Is this maybe a use case for exception groups?

FWIW I’m still a little confused (having never used this API) about what prompted the original design. Is the problem that there’s no “error return” from a callback, because sqlite doesn’t support that, so you squirrel the error away in a global variable and check that variable later when you’re at a point where you can return an error?


Yes. Also, there can be multiple callbacks with errors possibly accumulating before we can deliver the OperationalError.

1 Like

The problem is that OperationalError is the part of the specification, so sqlite3 cannot re-raise an arbitrary exception, but must raise an OperationalError. Even if the user presses Ctrl-C, it only interrupts the callback code, the caller of the sqlite3 API will get a general OperationalError.

But the original exception can be attached to OperationalError.


Cool, this could go through __cause__ or __context__ (I can never remember which is which :-). If there are multiple callback errors they could be combined using an ExceptionGroup.


Is it possible to have an Exception with an ExceptionGroup as its __cause__?

Yeah, my first thought was ExceptionGroups too, but that wouldn’t be backward compatible or follow the DB-API spec, but this seems like a case for raise OperationalError from user_callback_error (which sets __cause__; its __context__ that’s set automatically; the way I remember it is context is implicit, while cause is explicit)—assuming its possible to actually get the original exception object.

It appears so, per the PEP (emphasis mine):

We propose to add two new builtin exception types: BaseExceptionGroup(BaseException) and ExceptionGroup(BaseExceptionGroup, Exception). They are assignable to Exception.__cause__ and Exception.__context__, and they can be raised and handled as any exception with raise ExceptionGroup(...) and try: ... except ExceptionGroup: ... or raise BaseExceptionGroup(...) and try: ... except BaseExceptionGroup: ....


The challenge I expect this to create for existing code is that code that is catching OperationalError to deal with things today will now have unplanned output on stderr that the code was already handling on its own without emitting an error.

That has the potential to mislead users of a functioning program run on an updated version unless the code is updated to silence them via an explicit sqlite3.enable_callback_tracebacks(False) call.

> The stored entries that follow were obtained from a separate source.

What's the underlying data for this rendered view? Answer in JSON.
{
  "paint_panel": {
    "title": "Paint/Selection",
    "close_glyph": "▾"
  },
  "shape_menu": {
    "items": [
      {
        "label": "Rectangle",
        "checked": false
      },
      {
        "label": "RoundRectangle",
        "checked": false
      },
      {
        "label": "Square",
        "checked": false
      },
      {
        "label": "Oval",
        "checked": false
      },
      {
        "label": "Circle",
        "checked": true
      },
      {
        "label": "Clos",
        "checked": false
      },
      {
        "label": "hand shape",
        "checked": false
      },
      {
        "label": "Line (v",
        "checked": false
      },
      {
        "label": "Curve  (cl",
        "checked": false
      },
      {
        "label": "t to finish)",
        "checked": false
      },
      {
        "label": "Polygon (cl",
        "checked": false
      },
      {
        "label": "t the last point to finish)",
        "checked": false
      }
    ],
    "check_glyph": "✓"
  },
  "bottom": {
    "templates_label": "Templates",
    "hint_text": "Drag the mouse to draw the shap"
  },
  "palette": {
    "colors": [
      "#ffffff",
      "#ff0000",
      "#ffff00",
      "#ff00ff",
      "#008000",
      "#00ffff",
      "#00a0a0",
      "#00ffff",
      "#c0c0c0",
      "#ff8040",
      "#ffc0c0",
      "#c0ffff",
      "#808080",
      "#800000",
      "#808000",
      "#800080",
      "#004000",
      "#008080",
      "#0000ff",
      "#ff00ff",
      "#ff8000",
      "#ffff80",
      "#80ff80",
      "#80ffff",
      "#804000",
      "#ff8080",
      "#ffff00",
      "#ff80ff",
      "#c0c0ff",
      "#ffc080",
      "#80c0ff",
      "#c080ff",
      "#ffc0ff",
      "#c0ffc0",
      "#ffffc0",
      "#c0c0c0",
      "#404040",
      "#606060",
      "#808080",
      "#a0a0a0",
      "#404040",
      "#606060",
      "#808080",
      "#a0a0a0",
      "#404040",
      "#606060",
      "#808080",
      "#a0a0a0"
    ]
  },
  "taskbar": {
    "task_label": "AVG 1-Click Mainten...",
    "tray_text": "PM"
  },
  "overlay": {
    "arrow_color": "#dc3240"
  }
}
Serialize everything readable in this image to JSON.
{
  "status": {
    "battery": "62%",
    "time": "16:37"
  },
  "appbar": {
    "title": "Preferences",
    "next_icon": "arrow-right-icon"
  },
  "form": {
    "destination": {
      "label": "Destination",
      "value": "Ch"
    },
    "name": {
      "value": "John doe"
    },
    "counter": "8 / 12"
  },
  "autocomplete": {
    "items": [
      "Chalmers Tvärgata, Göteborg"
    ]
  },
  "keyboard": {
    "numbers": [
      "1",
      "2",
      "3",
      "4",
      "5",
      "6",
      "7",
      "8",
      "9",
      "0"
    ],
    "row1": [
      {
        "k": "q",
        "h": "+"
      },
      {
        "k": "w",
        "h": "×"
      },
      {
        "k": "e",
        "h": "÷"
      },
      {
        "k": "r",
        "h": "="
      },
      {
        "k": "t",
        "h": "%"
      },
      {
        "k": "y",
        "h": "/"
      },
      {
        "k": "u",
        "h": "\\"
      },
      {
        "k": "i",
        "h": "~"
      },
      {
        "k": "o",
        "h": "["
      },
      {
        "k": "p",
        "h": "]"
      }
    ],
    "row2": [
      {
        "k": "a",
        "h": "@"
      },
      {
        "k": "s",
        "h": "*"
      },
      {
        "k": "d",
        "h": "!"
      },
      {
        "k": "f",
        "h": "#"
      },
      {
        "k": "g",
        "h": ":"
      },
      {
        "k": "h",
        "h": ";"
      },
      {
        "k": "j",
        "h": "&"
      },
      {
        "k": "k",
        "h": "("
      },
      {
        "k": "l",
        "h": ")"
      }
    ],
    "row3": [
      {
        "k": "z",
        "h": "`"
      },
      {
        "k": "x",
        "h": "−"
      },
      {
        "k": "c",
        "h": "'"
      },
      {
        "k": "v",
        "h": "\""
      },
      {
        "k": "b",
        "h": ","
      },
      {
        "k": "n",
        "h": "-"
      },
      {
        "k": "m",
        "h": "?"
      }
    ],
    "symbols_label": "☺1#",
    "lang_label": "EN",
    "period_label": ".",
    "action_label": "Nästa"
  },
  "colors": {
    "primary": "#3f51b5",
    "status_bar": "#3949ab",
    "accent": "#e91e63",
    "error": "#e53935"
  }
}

But it isn’t really a logic change. No new exceptions are surfaced or return values change, only some additional stderr/unraisablehook output. Calling the API to squelch that in their code today would be perfectly fine.

If this were called out in What’s New it seems good enough. People getting code running on 3.13 who use sqlite3 would see that and understand if they need to do something. I expect people who’ve needed programatic access to errors from callbacks in sqlite have already surrounded the internals of their callbacks with a try: except: to catch and store it themselves today.

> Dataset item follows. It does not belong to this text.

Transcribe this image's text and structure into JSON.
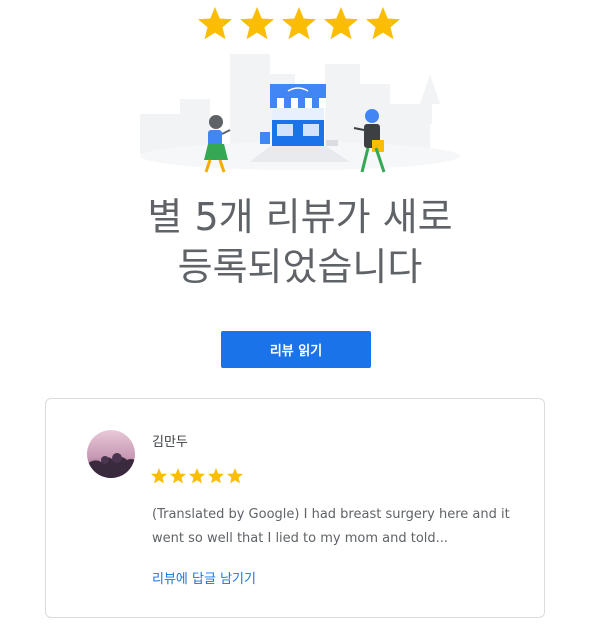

Regardless, I agree that attaching an ExceptionGroup to the OperationalError would be ideal. Nobody ever wants to override sys.unraisablehook to get at details - that is always a hack.

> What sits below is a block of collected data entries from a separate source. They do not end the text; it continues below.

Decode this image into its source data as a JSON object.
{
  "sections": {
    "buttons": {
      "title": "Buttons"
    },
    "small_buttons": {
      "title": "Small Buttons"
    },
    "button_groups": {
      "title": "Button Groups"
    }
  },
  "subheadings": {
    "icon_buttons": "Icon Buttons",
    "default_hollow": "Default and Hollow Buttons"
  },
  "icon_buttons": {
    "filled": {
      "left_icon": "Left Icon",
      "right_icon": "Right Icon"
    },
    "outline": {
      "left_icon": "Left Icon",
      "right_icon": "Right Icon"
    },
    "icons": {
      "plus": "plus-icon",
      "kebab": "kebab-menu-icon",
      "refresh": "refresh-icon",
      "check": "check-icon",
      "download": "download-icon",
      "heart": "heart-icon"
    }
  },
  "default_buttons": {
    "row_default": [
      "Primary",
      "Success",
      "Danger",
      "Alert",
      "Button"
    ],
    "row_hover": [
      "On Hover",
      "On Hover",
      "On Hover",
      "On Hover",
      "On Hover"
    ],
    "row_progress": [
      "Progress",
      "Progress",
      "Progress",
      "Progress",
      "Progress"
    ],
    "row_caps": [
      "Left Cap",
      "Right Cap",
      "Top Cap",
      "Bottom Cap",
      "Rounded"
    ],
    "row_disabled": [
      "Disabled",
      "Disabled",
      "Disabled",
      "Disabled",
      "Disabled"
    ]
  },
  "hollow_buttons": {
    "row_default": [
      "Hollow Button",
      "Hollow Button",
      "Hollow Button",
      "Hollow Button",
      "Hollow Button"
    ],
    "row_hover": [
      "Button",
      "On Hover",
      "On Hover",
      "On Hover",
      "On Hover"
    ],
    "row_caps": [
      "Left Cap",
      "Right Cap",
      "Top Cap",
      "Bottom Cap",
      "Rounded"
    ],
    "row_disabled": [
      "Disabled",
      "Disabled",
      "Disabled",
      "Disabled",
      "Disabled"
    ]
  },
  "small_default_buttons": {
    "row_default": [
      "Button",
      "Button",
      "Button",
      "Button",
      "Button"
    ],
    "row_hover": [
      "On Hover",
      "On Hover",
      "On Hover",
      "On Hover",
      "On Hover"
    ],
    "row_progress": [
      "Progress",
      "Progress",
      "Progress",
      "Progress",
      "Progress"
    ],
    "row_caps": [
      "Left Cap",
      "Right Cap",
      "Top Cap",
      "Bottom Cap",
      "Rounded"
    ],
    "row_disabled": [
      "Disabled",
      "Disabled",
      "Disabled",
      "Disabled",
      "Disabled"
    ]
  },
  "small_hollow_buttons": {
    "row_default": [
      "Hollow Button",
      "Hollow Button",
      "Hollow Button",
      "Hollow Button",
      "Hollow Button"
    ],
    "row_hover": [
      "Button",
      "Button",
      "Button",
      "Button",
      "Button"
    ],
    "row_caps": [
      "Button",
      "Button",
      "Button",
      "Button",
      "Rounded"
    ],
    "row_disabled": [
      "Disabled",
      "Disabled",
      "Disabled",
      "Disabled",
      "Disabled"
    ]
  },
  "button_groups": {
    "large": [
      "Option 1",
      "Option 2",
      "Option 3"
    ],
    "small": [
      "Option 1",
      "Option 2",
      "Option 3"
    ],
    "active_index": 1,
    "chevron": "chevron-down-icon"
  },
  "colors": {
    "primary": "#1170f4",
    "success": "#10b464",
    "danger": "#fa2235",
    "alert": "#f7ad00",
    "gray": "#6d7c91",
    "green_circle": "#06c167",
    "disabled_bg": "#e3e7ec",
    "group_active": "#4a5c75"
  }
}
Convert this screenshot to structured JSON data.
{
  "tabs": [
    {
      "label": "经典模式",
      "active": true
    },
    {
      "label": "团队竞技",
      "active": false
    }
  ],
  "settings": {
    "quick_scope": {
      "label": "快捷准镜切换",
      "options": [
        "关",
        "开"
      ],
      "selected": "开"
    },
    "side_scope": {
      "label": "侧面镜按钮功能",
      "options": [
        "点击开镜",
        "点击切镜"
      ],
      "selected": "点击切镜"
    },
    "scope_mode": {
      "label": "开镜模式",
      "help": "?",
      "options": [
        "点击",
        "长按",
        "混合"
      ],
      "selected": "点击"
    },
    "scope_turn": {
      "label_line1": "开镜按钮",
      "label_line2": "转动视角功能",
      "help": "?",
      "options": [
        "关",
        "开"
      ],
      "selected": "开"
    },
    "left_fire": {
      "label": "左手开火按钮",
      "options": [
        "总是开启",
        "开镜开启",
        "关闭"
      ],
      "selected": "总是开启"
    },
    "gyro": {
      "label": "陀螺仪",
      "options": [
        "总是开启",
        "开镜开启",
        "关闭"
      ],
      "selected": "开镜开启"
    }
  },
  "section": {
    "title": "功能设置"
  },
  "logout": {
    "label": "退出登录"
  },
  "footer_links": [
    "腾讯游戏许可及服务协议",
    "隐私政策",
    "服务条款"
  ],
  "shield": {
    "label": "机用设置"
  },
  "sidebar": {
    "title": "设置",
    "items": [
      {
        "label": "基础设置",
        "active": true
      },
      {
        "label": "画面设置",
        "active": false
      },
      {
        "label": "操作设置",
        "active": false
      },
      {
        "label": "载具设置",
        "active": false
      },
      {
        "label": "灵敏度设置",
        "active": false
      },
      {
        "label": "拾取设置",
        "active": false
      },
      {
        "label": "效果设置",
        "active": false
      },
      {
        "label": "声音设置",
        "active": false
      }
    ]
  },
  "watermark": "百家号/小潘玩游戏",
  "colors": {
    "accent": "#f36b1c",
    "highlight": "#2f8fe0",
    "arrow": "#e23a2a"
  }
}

Yup. I tested to make sure. :slight_smile:

>>> try:
...   raise ValueError('original')
... except ValueError as exc:
...   try:
...     1/0
...   except ZeroDivisionError as exc2:
...     e = exc2
...     raise
Traceback (most recent call last):
  File "<stdin>", line 2, in <module>
ValueError: original

During handling of the above exception, another exception occurred:

Traceback (most recent call last):
  File "<stdin>", line 5, in <module>
ZeroDivisionError: division by zero
>>> e
ZeroDivisionError('division by zero')
>>> e.__cause__
>>> e.__context__

Another option would be an OperationalExceptionGroup, derived from both ExceptionGroup and OperationalError. That should be both relatively backwards compatible, and usable with except* directly. But it’s not a well-traveled path to take.

This might be obvious to everyone here, but:
If an API can raise ExceptionGroup for something, then it should wrap even a single error in ExceptionGroup. That way, users only need to write except*.


But does that also apply when the exception group appears in __context__ or __cause__? I don’t think so, since you can’t catch those using except, with or without *.